Dr. Grow-It-All Offers Fall Gardening Tips

Note to media editors: This is the Garden Column for the week of Sept. 14, 2007.


It’s hard to believe that fall has almost arrived. Gardeners can do many things to prepare for next year’s lawn and garden. Here are just a few tips from Dr. Grow It All.

Planting and Keeping Tulip Bulbs
Several cultural practices can help prolong the life of tulip bulbs. Make sure to select the largest bulbs possible. Except for the species tulips, top quality bulbs are 12 centimeters or more in circumference. The larger the bulb, the longer the life of the bulb. In selecting bulbs, also look to make sure there are no soft spots, blemishes or fungus growing on the bulbs. Tulips perform best in full sun and well-drained soils.

Tulips should receive at least 6 to 8 hours of sun. Tulip bulbs decline rapidly in shady locations. The bulbs often rot in wet, poorly drained locations. Plant the bulbs 6 to 8 inches deep. Planting depth is measured from the top of the bulb to the soil surface. After planting tulip bulbs, make sure to water them. This enables the bulbs to develop a good root system before winter arrives. October is an excellent time to plant tulips. However, tulips can be planted as late as December if the weather permits.
Controlling Creeping Charlie
This is the best time of year to rid your lawn of this invasive ground ivy. Apply a broadleaf herbicide product containing 2,4-D or triclopyr to ground ivy infested areas. 2,4-D is an active ingredient in many broadleaf herbicide products. Triclopyr can be found in Ortho Weed-B-Gon Chickweed, Clover, and Oxalis Killer for Lawns and a few other products. Herbicide applications should be made between mid-September and Nov. 1.Two applications are most effective. The second application should be made 28 days after the first.

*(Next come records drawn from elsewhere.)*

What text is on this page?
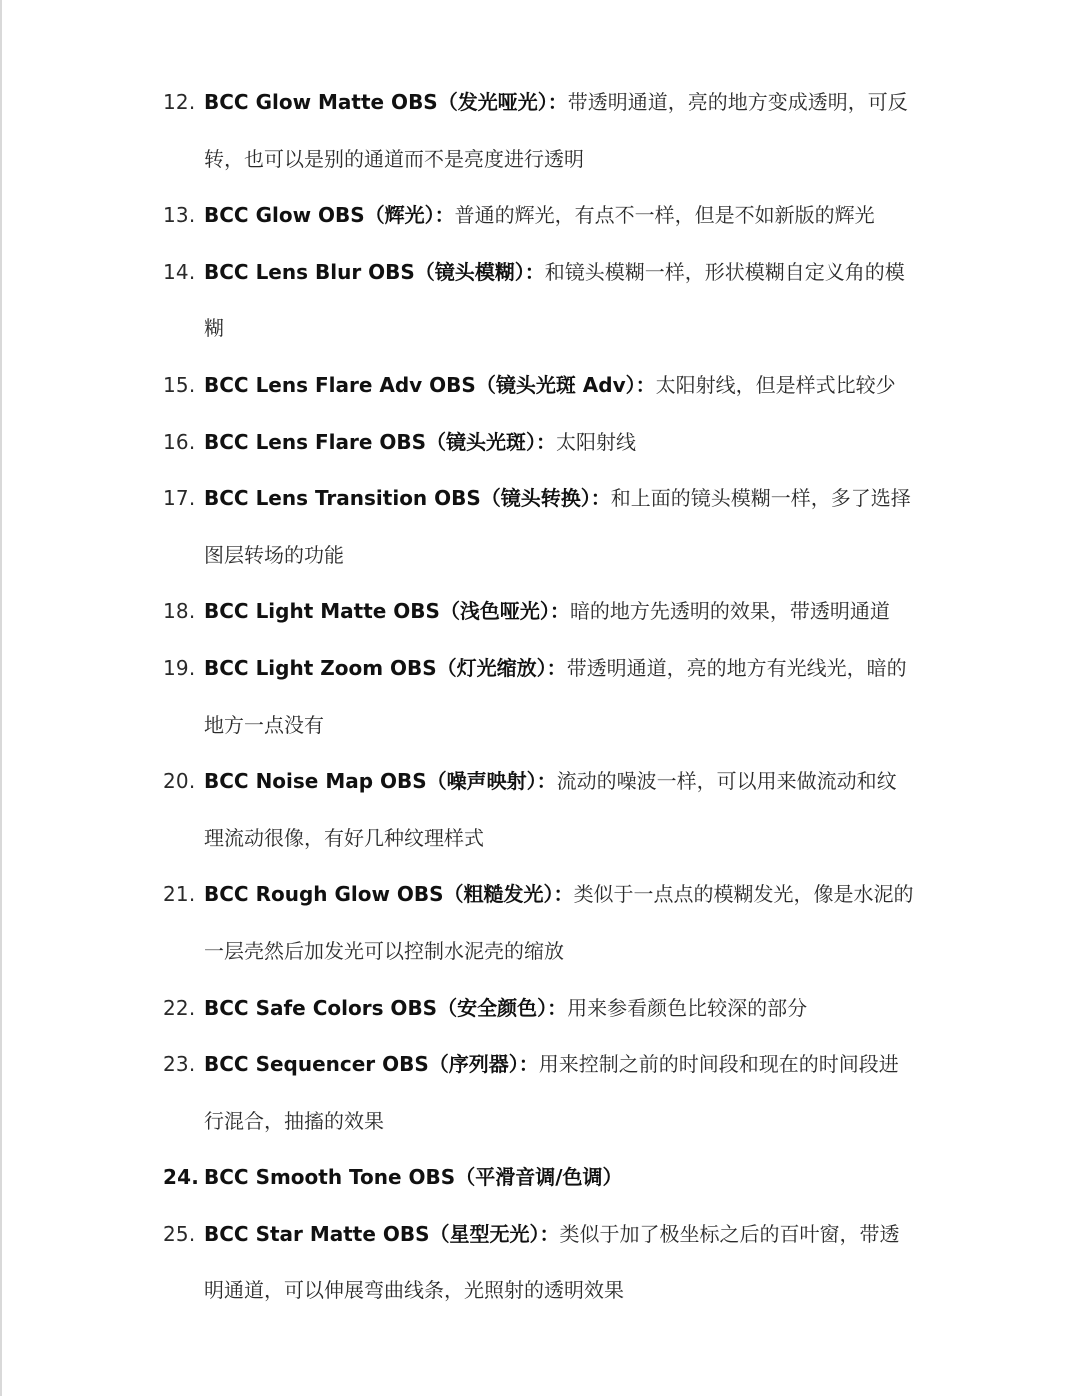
12. BCC Glow Matte OBS（发光哑光）：带透明通道，亮的地方变成透明，可反转，也可以是别的通道而不是亮度进行透明
13. BCC Glow OBS（辉光）：普通的辉光，有点不一样，但是不如新版的辉光
14. BCC Lens Blur OBS（镜头模糊）：和镜头模糊一样，形状模糊自定义角的模糊
15. BCC Lens Flare Adv OBS（镜头光斑 Adv）：太阳射线，但是样式比较少
16. BCC Lens Flare OBS（镜头光斑）：太阳射线
17. BCC Lens Transition OBS（镜头转换）：和上面的镜头模糊一样，多了选择图层转场的功能
18. BCC Light Matte OBS（浅色哑光）：暗的地方先透明的效果，带透明通道
19. BCC Light Zoom OBS（灯光缩放）：带透明通道，亮的地方有光线光，暗的地方一点没有
20. BCC Noise Map OBS（噪声映射）：流动的噪波一样，可以用来做流动和纹理流动很像，有好几种纹理样式
21. BCC Rough Glow OBS（粗糙发光）：类似于一点点的模糊发光，像是水泥的一层壳然后加发光可以控制水泥壳的缩放
22. BCC Safe Colors OBS（安全颜色）：用来参看颜色比较深的部分
23. BCC Sequencer OBS（序列器）：用来控制之前的时间段和现在的时间段进行混合，抽搐的效果
24. BCC Smooth Tone OBS（平滑音调/色调）
25. BCC Star Matte OBS（星型无光）：类似于加了极坐标之后的百叶窗，带透明通道，可以伸展弯曲线条，光照射的透明效果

Storing Cannas and Dahlias
Cannas are the easier of the two to overwinter. The most critical factor in the success or failure of storing canna rhizomes is moisture. If they are packed while still moist or wet to the touch, they will rot. Therefore it is best to lift the rhizomes and place in a well-ventilated location to dry for a couple days. Then find a paper sack, box or bucket and place the clumps inside. Store the cannas in a cool (40 to 50 F), dark location and keep them there until danger of frost has passed in the spring.  Check the containers periodically to ensure rot has not started.

Dahlias need a little more attention. After a killing frost has destroyed the above ground foliage, remove the above ground parts and leave the tuberous roots sit in the ground for 1 to 2 weeks. This gives the roots a chance to cure before their removal from the soil. If the cultivar name is important, write the name of each plant on a tag or label before digging the dahlias. They all look similar after being dug.

Using a spade or potato fork, carefully lift each clump out of the ground and immediately attach its identification tag to one of the tubers. Next, wash off as much of the soil as possible. Allow the tubers to dry to the touch (usually one or two days), and then cut the stems back to the crown.  Place the tubers upside down and cover with vermiculite, peat moss, wood shavings or sand and store in a cool and dark location.